There is however a subtler point, which I mentioned briefly earlier. We're testing molecules, for which various similarity scores can be calculated. If two molecules are very similar, there is a higher chance that they will have a similar biological activity. So if we have a not-very-diverse set to screen, it may happen that in the top M molecules there will be an over-representation of a certain type of molecule. So by simply picking the top M we will not get more information about the active 'scaffolds' as we call them, we'll just have several copies of same-y stuff. To identify active scaffolds (i.e. groups of closely related molecules, usually by a central 'core'), it is sometimes better to cluster by similarity first, look at the local cluster hit rates and select representative molecules from each high-scoring cluster for confirmation.
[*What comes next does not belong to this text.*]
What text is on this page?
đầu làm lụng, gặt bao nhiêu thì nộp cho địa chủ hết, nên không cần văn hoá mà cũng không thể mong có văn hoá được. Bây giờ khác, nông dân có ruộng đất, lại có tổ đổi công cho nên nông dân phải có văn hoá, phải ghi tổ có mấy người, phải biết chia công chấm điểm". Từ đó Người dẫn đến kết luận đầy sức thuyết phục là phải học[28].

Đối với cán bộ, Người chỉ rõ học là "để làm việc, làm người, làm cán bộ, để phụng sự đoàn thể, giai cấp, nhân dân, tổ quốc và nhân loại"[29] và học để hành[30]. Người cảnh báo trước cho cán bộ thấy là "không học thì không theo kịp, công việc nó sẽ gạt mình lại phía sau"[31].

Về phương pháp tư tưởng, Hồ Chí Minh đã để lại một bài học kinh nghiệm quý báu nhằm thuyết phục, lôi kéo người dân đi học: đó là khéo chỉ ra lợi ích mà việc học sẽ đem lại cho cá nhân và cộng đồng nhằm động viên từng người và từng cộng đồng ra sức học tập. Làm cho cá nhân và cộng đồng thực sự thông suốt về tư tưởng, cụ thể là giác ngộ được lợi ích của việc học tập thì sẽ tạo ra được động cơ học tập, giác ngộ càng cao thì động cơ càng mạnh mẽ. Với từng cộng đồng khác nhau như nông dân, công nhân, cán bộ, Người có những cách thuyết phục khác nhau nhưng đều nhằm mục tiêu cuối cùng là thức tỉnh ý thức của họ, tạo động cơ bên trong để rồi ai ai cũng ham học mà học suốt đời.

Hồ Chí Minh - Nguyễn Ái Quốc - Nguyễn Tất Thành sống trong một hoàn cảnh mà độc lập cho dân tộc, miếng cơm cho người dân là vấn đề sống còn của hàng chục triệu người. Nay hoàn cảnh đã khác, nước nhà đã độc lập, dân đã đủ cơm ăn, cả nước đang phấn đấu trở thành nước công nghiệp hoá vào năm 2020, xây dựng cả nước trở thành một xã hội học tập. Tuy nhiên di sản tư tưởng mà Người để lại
This would lead to a more diverse confirmation set, and increase the chances to obtain valuable information.

@mfb :
Let's call A the more expensive assay, B the less expensive one.
We can't run either assay on the whole set before the 5K cpds have been run; that's what they call 'validation', and it hasn't been done yet.
Even if that weren't the case, I don't know if we should use B to select molecules for A before we know if the two assays tell us the same thing about the molecules.
Suppose for instance that by some crazy effect the two assays give us very poorly correlated results (so there is no good linear or whatever function relating A and B), and from the outcome of the positive controls we are more confident that A is 'telling the truth'.
Then if we pre-screened all 100 K compounds in B first, we would get a confirmation set that is much poorer in true actives (according to A), thus drastically reducing our chances of success.
I may be wrong, but for me it's important to know first how the two assays compare, and if B really doesn't make sense and/or has a much larger replicate SD than A, we give up on saving money and we run A.
In the long run it would cost us more to progress false positives and lose false negatives because of a bad assay, than to run upfront the more expensive assay.

Dale
Mentor
2021 Award
my initial question was how to compare the two assays, and I suppose that is related to the ability of each assay to discriminate well between activity and inactivity.
Yes, that makes sense. I would use ROC analysis for that. The Z score seems reasonable to me, but the statistical methods for ROC analysis have been challenged and tested and validated over decades.

mfb
Mentor
Ah okay, if you don't know if B gives relevant results at all then you need the comparison, sure.